Patrick ordered to increase super payments

MUA appeal is upheld, leaving stevedore stung by semantics

 

A dispute over the wording in the Patrick Terminal Enterprise Agreement has been resolved in the employees’ favour, after an appeal to a three-person panel of the Fair Work Commission (FWC). 

Patrick will be expected to pay superannuation contributions of 11.75 per cent, rather than the 11.25 per cent provided before today’s decision being published.

The dispute was first considered in May, with FWC vice president Graeme Watson concluding that the company was paying its staff in accordance with the bargained agreement.

Watson says that the agreement’s description of the unique “at risk” superannuation contribution, in which increased payments were contingent on satisfactory performance, left “a lot to be desired”.

Declaring the wording “ambiguous” meant he relied on further submissions on the context and history of the agreement’s negotiations, which took place in 2011.

These noted that the four-year deal would have annual increases in superannuation contributions when targets were met.

A spokesperson from Patrick provided evidence that showed the company had intended this to be up to a maximum of 12 per cent only, in line with changing legislation on employer superannuation contributions, but potentially delivered much earlier than the federal government’s then 2019 schedule.

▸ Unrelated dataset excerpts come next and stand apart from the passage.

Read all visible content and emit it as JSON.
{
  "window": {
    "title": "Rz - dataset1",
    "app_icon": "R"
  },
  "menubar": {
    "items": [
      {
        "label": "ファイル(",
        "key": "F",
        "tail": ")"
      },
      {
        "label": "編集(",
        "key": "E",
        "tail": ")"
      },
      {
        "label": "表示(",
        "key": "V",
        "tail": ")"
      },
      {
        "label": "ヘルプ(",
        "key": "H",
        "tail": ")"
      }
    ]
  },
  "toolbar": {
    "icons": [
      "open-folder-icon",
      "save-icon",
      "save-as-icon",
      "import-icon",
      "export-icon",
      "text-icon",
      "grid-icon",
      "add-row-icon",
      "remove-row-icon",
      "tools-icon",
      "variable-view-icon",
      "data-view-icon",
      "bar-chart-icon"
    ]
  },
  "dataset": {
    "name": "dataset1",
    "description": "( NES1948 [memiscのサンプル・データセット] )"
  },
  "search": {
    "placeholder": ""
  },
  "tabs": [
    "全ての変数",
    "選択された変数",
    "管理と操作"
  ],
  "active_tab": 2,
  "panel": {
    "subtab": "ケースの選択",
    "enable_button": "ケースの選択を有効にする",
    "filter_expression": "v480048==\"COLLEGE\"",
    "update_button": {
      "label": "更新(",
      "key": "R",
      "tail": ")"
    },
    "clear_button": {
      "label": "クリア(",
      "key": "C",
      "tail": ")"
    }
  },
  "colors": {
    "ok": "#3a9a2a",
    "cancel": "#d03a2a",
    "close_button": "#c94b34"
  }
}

Both the Maritime Union of Australia (MUA) and the company agreed that the workforce did not meet targets set in the first year of the agreement’s operation.

But the MUA says workers were entitled to three increases over the remaining three years on top of the superannuation provisions required by law (9.5 per cent since July 1, 2014), bringing the total to 11.75 per cent.

Watson said the signed agreement did not spell out the maximum clearly. “The wording is ambiguous as to whether the increased component was intended, objectively, to subsume the impending statutory increases or be in addition to them.”

He said the differences in potential outcomes were significant.

“A package which enabled superannuation contributions to move to 12.5 per cent over the life of the agreement is clearly more advantageous to employees compared to a potential 12 per cent, when the government’s intention was to reach 12 per cent by 2019-20,” the original judgement notes.

“If there was a mutual intention to reach 12.5 per cent over the life of the agreement I would expect both parties to have referred to it and indeed emphasise it. No such emphasis or ‘crowing’ occurred.”

The MUA appealed that decision from May 14; that appeal was upheld this week and the original decision has now been quashed.